Created attachment 21499 [details] Screenshot of kernel crash output. When the system shuts down/reboots nearly every shutdown stops when trying to kill all processes with killall5. Pressing the power button has no effect in most cases. Only the magic key sequences work. This problem occures since 2.6.30-rc6. 2.6.30-rc5 had no problems with shutting down/rebooting.
Created attachment 21500 [details] kernel configuration KMS and plymouth are used on this test system.
Created attachment 21501 [details] dmesg output
Created attachment 21502 [details] lspci -vvv output
I thought this may be ec related at the first glance, but given that the problem occurs since 2.6.30-rc6, this is not an ec problem. Martin, can you run git-bisect to find out which commit introduces the problem.
Reply-To: hugh.dickins@tiscali.co.uk A git-bisect would indeed be worthwhile; but looking through the diff between 2.6.30-rc5 and 2.6.30-rc7 didn't show any likely candidates - I wonder if this will turn out to be something more elusive. Is this an Acer Aspire One? Looks rather like it: I tried building your kernel (on openSUSE rather than Ubuntu) on mine, and running it: no luck reproducing your issue here. I doubt this has got much to do with mlockall() or lru_add_drain_all() themselves: it looks rather as if an events thread has "gone away". Would you mind applying the hacky patch below, and posting the screenshot from shutdown? I assume from the fact that you posted a photo, that nothing useful gets out to the logs: so here I'm trying to leave just the "events/0" and "events/1" stacktraces onscreen. --- 2.6.30-rc7/kernel/hung_task.c 2009-04-08 14:59:26.000000000 +0100 +++ linux/kernel/hung_task.c 2009-05-25 18:45:11.000000000 +0100 @@ -98,7 +98,7 @@ static void check_hung_task(struct task_ printk(KERN_ERR "\"echo 0 > /proc/sys/kernel/hung_task_timeout_secs\"" " disables this message.\n"); sched_show_task(t); - __debug_show_held_locks(t); + show_state_filter(512); touch_nmi_watchdog(); --- 2.6.30-rc7/kernel/sched.c 2009-05-09 09:24:35.000000000 +0100 +++ linux/kernel/sched.c 2009-05-25 19:08:05.000000000 +0100 @@ -6514,13 +6514,14 @@ void show_state_filter(unsigned long sta * console might take alot of time: */ touch_nmi_watchdog(); - if (!state_filter || (p->state & state_filter)) + if ((state_filter == 512 && !strncmp(p->comm, "events/", 7)) || + !state_filter || (p->state & state_filter)) sched_show_task(p); } while_each_thread(g, p); touch_all_softlockup_watchdogs(); -#ifdef CONFIG_SCHED_DEBUG +#ifdef CONFIG_SCHED_DEBUG_NOT sysrq_sched_debug_show(); #endif read_unlock(&tasklist_lock);
Created attachment 21567 [details] kernel output with last patch in thread for debugging I've found out that the shutdown problem only occurs when I: 1) plug my usb umts stick 2) go online (with network manager) 3) unplug the umts stick 4) shut down or reboot
Created attachment 21569 [details] Shutdown problem without umts stick Ok, forget the info that the shutdown problem only occurs with the umts stick. Currently had this problem without this usb device. But as you can see in the screenshot when I use the magic key sequence to reboot the system the network subsystem outputs something. Maybe the problem is related to the network code?

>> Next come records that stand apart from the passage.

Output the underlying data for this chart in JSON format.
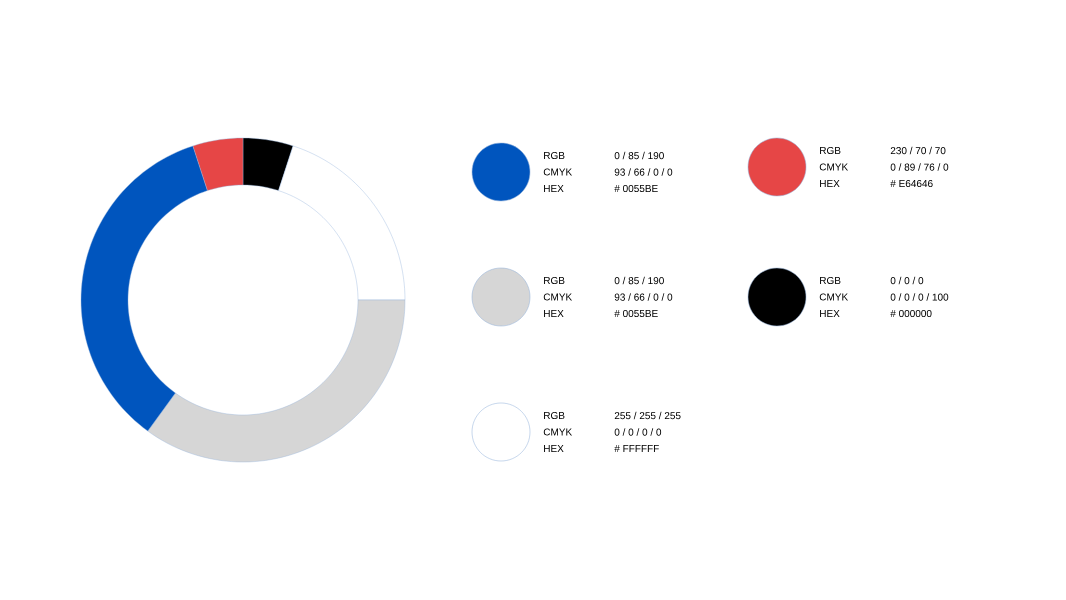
{
  "chart_data": [
    {
      "type": "donut",
      "categories": [
        null,
        null,
        null,
        null,
        null
      ],
      "values": [
        5,
        20,
        35,
        35,
        5
      ],
      "colors": [
        "#000000",
        "#ffffff",
        "#d6d6d6",
        "#0055be",
        "#e64646"
      ]
    },
    {
      "type": "other",
      "colors": [
        "#0055be",
        "#e64646",
        "#d6d6d6",
        "#000000",
        "#ffffff"
      ],
      "annotations": [
        "RGB",
        "0 / 85 / 190",
        "CMYK",
        "93 / 66 / 0 / 0",
        "HEX",
        "# 0055BE",
        "RGB",
        "230 / 70 / 70",
        "CMYK",
        "0 / 89 / 76 / 0",
        "HEX",
        "# E64646",
        "RGB",
        "0 / 85 / 190",
        "CMYK",
        "93 / 66 / 0 / 0",
        "HEX",
        "# 0055BE",
        "RGB",
        "0 / 0 / 0",
        "CMYK",
        "0 / 0  / 0 / 100",
        "HEX",
        "# 000000",
        "RGB",
        "255 / 255 / 255",
        "CMYK",
        "0 / 0  / 0 / 0",
        "HEX",
        "# FFFFFF"
      ]
    }
  ]
}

One more info: I've compared now the shutdown/reboot process with rc5. The differences are: - with rc5 the shutdown/reboot process begins immediately - with rc6 and rc7 the shutdown process begins with a delay of ~2 seconds - when the shutdown/reboot process hangs the 2 lines with the network manager are missing Hope this helps.
I tried to bisect the issue. But unfortunately it fails, because of a reiserfs bug after rc5 which causes the kernel crashing when it mounts the root fs. But I've found the reason for this issue. I remembered that I compiled rc5 with a slightly different config than rc6 and rc7. In rc6/rc7 I had enabled more debugging options and also the kdbg. Looking at the kernel messages when it stopped booting I saw that the last outputs always came from kdbg. Then I disabled kdbg and the additional debugging options in the current master. Now the issue seems to be gone. I've rebootet the kernel several times without any problems. I also compiled rc5 with the config of rc6/rc7 and it showed the same problems as rc6/rc7.

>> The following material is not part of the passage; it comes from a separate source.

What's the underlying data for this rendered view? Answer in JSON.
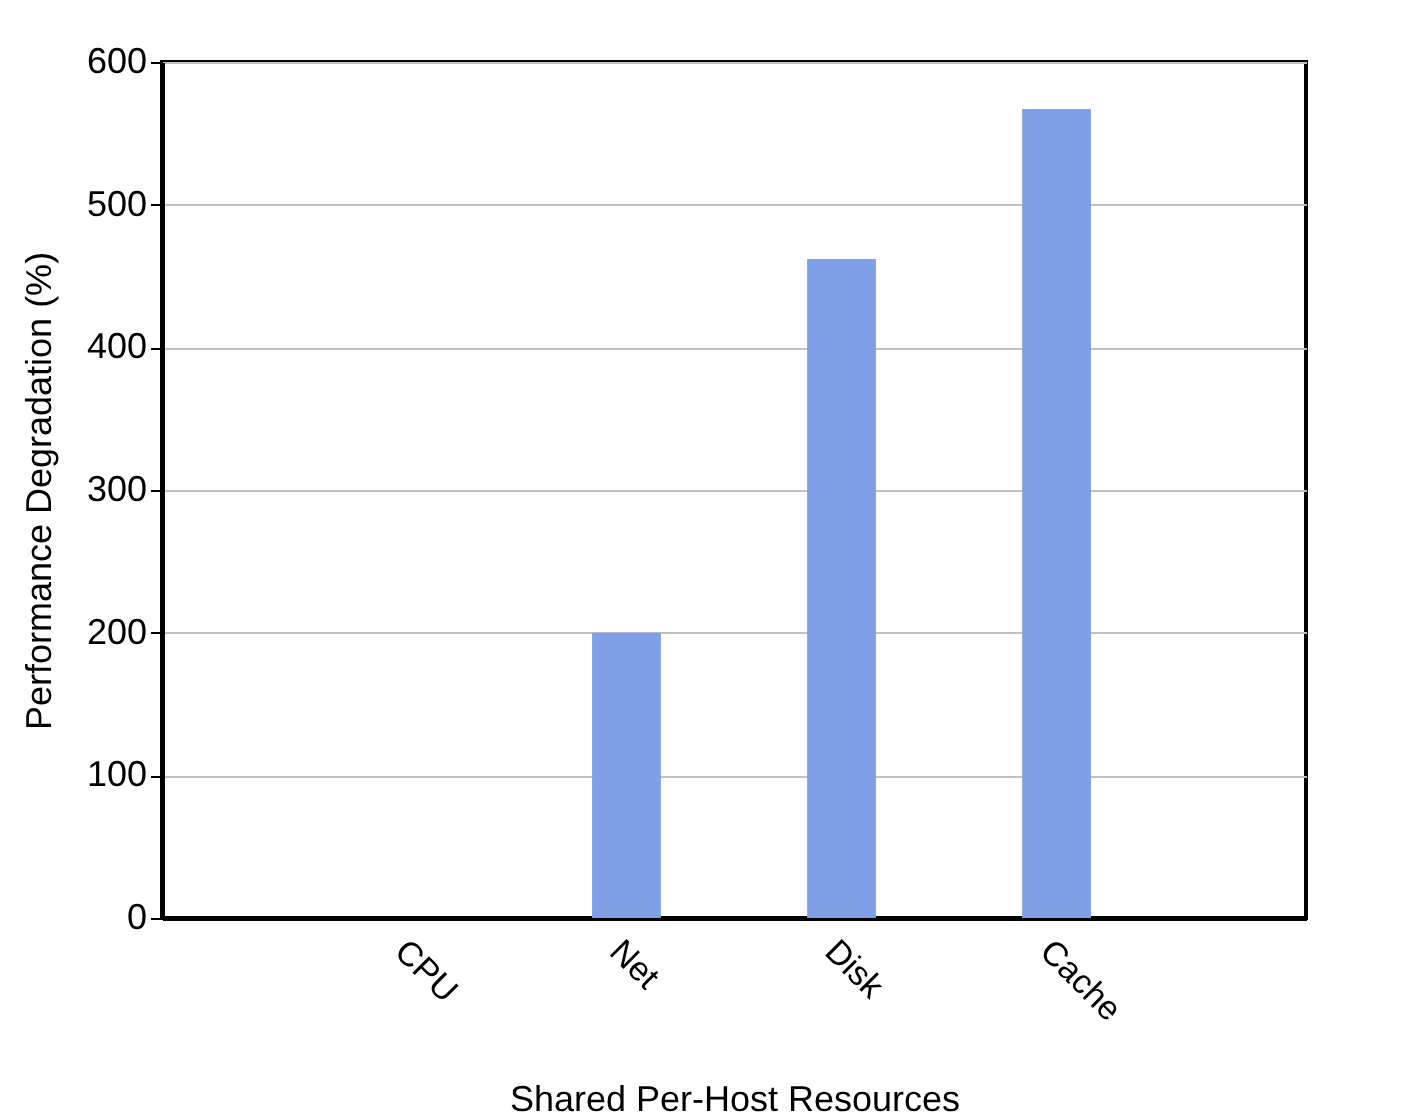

> I also compiled rc5 with the config of rc6/rc7 and it > showed the same problems as rc6/rc7 Clearing the "regression" flag, since it is now unclear if this configuration ever worked on this machine. Can you narrow the problem down to a single .config option?
On Sunday 07 June 2009, Martin Bammer wrote: > Since i disabled most of the debug options this problem has gone. IMHO > this issue has been caused by kdbg.
Dropping from the list of recent regressions as per comment #10.
so can you reproduce this bug on any earlier kernel releases?